Since Drink is fully dynamic, it allows us to send a response depending on the analysis of the report (but the draft says you can return anything, you can use a static TXT record). If the report is invalid:

% dig _er.1.foobar.example.9.missing-end.report.dyn.courbu.re TXT
...
;; ANSWER SECTION:
_er.1.foobar.example.9.missing-end.report.dyn.courbu.re. 30 IN TXT "Invalid report"
    

One can then retrieve the report, by asking the name server:

%   echo report | socat - UNIX-CONNECT:/home/stephane/.drink.sock
REPORT state:
foobar.example, 9
funny.example, 9;2
    

Lessons from the hackathon? Drink is well suited for rapid exprimentation (it was one of its goals), the draft is clear and simple and interoperability is fine. By querying the modified Unbound resolver, we see report queries arriving and being accepted. Here, a DNSSEC error:

% dig @2a04:b900:0:100::28 www.bogus.bortzmeyer.fr
...
;; OPT PSEUDOSECTION:
...
; EDE: 9 (DNSKEY Missing): (validation failure <www.bogus.bortzmeyer.fr. A IN>: key for validation bogus.bortzmeyer.fr. is marked as invalid because of a previous validation failure <www.bogus.bortzmeyer.fr.
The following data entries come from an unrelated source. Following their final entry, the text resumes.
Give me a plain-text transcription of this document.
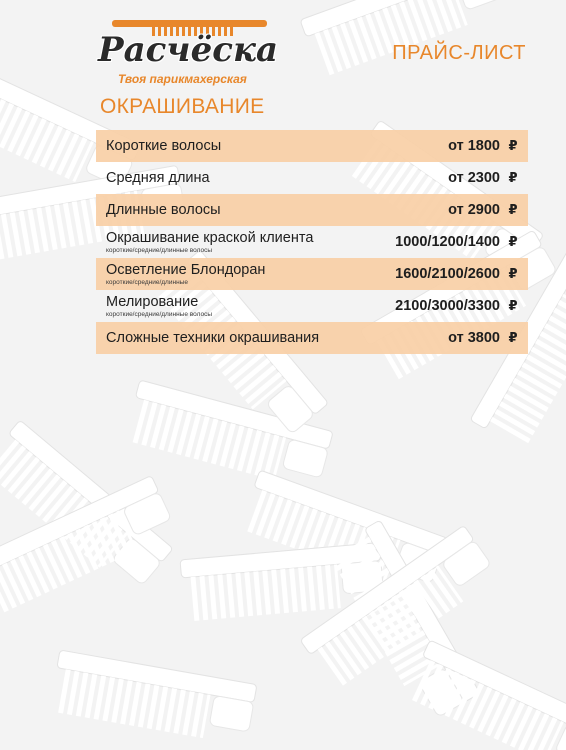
Расчёска
Твоя парикмахерская
ПРАЙС-ЛИСТ
ОКРАШИВАНИЕ
Короткие волосы	от 1800 ₽
Средняя длина	от 2300 ₽
Длинные волосы	от 2900 ₽
Окрашивание краской клиента
короткие/средние/длинные волосы	1000/1200/1400 ₽
Осветление Блондоран
короткие/средние/длинные	1600/2100/2600 ₽
Мелирование
короткие/средние/длинные волосы	2100/3000/3300 ₽
Сложные техники окрашивания	от 3800 ₽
A IN>: No DNSKEY record from 2001:41d0:302:2200::180 for key bogus.bortzmeyer.fr. while building chain of trust)
...

     

(Errors are the errors specified in RFC 8914.) And Drink saw:

nov. 08 18:17:14 smoking Drink[365437]: [info]  185.49.141.28 queried for _er.1.www.bogus.bortzmeyer.fr.9._er.report.dyn.courbu.re/txt
     

% echo report | socat - UNIX-CONNECT:/home/stephane/.drink.sock
REPORT state:
foobar.example, 9
funny.example, 9;2
www.bogus.bortzmeyer.fr, 9
     

So, it is a success. You can see all the reports made at the end of the hackathon (ours is "IETF115-DNS-Hackathon-Results.pdf "). Outside of that, there is a Wireshark implementation of the EDNS option:

Because it is a work in progress, note that there were changes before, during and after the hackathon. The query type for the reports changed from NULL to TXT (the code for NULL was tested and works), the EDNS option is now returned only when the resolver asks for it (this is not yet done in Drink), the format of the query report changed, etc. The goal is to test, not to make stable code.

The code, written in Elixir, is available online. It is not yet merged in the master, you have to use the git branch error-reporting.